Escherichia coli O157:H7 can spread, likely airborne, more than one tenth mile downwind from a cattle feedlot onto nearby produce, according to a paper published ahead of print in Applied and Environmental Microbiology.
The high percentages of leafy greens contaminated with E. coli suggest great risk for planting fresh produce 180 m [590 feet] or less from a feedlot,” the investigators write. That suggests that current buffer zone guidelines of 120 meters [400 feet] from a feedlot may be inadequate. This is the first comprehensive and long-term study of its kind, says first author Elaine D. Berry, of the U.S. Department of Agriculture, Agricultural Research Service, U.S. Meat Animal Research Center, in Clay Center, Nebraska.
In the study, the investigators sampled leafy greens growing in nine plots; three each at 60, 120, and 180 meters downwind from the cattle feedlot at the research center, over a two year period. The rate of contamination with the pathogenic E. coli O157:H7 declined with distance from an average of 3.5 percent of samples per plot at 60 meters to 1.8 percent at 180 meters.

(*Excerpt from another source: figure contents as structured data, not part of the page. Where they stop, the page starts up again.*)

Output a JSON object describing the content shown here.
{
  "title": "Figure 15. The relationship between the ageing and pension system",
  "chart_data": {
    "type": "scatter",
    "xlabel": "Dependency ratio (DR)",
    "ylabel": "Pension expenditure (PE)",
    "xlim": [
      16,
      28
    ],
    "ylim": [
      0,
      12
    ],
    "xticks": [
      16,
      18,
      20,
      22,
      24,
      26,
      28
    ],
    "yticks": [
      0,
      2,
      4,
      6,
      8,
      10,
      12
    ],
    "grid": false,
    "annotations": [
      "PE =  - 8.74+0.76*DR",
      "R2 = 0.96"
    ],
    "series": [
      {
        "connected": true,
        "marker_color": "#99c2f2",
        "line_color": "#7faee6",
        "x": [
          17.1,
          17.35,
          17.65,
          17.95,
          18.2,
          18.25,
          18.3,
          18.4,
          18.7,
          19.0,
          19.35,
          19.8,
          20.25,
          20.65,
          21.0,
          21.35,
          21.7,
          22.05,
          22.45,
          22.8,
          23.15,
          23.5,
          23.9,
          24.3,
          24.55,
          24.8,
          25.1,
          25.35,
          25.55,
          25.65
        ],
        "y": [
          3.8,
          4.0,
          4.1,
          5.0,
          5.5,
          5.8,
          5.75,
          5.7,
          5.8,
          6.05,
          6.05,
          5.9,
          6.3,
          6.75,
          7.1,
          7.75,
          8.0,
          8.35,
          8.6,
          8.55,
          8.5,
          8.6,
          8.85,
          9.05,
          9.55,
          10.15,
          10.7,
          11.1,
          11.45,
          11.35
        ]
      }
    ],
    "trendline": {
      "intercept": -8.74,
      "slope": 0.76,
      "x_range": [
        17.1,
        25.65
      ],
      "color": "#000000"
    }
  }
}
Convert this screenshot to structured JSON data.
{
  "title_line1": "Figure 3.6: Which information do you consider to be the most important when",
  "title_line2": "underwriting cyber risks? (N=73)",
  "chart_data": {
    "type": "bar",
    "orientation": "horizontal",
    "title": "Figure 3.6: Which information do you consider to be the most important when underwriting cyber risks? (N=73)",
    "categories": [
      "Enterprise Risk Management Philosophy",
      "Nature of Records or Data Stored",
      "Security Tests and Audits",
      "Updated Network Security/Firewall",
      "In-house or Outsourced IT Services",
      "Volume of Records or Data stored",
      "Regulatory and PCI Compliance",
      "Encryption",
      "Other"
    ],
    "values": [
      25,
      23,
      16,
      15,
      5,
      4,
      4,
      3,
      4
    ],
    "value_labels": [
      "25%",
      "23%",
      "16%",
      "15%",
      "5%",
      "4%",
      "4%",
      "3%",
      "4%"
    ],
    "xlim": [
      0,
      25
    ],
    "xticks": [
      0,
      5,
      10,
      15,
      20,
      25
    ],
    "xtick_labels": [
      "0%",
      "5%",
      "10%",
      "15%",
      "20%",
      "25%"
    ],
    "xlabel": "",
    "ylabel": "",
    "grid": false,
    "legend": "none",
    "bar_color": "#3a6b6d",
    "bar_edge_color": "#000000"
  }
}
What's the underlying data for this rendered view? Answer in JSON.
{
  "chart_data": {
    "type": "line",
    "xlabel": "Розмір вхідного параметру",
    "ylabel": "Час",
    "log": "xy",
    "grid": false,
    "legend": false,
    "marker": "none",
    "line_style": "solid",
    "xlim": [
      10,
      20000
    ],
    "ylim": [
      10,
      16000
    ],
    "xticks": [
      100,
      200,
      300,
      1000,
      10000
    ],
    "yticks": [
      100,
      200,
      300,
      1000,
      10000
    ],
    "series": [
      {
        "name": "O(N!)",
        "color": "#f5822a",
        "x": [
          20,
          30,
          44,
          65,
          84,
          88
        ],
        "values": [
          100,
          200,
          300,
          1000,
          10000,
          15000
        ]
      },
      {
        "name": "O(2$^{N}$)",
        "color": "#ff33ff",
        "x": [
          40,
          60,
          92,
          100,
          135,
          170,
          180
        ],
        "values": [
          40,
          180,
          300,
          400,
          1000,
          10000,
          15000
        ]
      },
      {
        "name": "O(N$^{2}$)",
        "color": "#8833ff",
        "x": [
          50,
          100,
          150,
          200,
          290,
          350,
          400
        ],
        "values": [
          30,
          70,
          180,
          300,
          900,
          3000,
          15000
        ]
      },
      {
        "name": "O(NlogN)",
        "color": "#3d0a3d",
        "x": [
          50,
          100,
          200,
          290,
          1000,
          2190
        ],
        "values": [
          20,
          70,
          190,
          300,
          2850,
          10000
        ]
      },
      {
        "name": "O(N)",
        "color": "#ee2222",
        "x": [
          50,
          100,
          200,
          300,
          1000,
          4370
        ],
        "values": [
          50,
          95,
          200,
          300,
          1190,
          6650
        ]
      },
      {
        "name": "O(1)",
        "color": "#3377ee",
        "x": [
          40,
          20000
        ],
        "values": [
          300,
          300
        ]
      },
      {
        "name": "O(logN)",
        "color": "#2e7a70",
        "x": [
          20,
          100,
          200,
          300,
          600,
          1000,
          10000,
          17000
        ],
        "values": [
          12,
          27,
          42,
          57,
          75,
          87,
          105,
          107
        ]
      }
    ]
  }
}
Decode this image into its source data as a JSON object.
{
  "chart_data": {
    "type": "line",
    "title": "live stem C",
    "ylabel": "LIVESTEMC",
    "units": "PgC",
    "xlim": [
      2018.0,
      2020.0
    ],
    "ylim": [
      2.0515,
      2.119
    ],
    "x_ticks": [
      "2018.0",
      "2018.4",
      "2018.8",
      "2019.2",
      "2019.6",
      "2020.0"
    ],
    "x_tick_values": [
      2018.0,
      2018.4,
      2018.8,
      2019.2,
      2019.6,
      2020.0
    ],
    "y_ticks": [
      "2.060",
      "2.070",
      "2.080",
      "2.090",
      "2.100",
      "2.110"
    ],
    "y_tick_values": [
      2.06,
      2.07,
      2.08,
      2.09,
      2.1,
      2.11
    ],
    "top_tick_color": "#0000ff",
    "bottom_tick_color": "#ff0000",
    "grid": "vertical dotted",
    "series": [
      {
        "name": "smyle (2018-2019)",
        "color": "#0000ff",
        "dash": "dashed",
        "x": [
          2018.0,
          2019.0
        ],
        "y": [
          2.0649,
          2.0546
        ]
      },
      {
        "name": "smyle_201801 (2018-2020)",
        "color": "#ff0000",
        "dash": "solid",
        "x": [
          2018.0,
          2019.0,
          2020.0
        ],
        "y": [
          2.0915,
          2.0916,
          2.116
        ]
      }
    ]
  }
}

The researchers sampled the produce six times between June and September of each year. They also sampled the feedlot surface manure in 10 feedlot pens for E. coli O157:H7, finding it in an average of 71.7 to 73.3 percent of samples in 2012 and 2011, respectively. Moreover, the study’s long-term nature enabled sampling under a greater diversity of weather conditions.
A variety of conditions can affect the level of contamination, says Berry. For example, following a period of high cattle management activity when the feedlot was dry and dusty, including removal of around 300 head of cattle for shipping, the rate of total non-pathogenic E. coli-contaminated samples per plot at 180 meters shot up to 92.2 percent.
Conversely, total E. coli-positive leafy green samples were notably lower on one August sample date than on any other date, a finding the investigators attribute to cleaning and removal of feedlot surface manure from the nearby pens a few weeks earlier.
The investigators also found E. coli in air samples at 180 meters from the feedlot, though the instruments were not sensitive enough to pick up E. coli O157:H7. However, the presence of E. coli in the air samples serves as a surrogate for E. coli O157:H7, demonstrating that the pathogen may also be transmitted in this manner, says Berry. The highest levels of contamination found on leafy greens, in August and September of 2012, followed several weeks of very little rainfall and several days of high temperatures, conditions that appear to abet airborne transport of bacteria from the feedlot, she says.
Limitations of the research include that it was conducted only in one state—Nebraska, which is not a produce growing state. Nonetheless, Berry says that the location was a reasonable model for some of the U.S.’s major produce growing regions, such as California’s Central Coast, as winds there can blow almost as hard as in Nebraska, and both places can have dry summers, which are conducive to airborne transport of bacteria.
The impetus for conducting the research was the rising incidence of foodborne disease outbreaks caused by contamination of fresh produce, says Berry.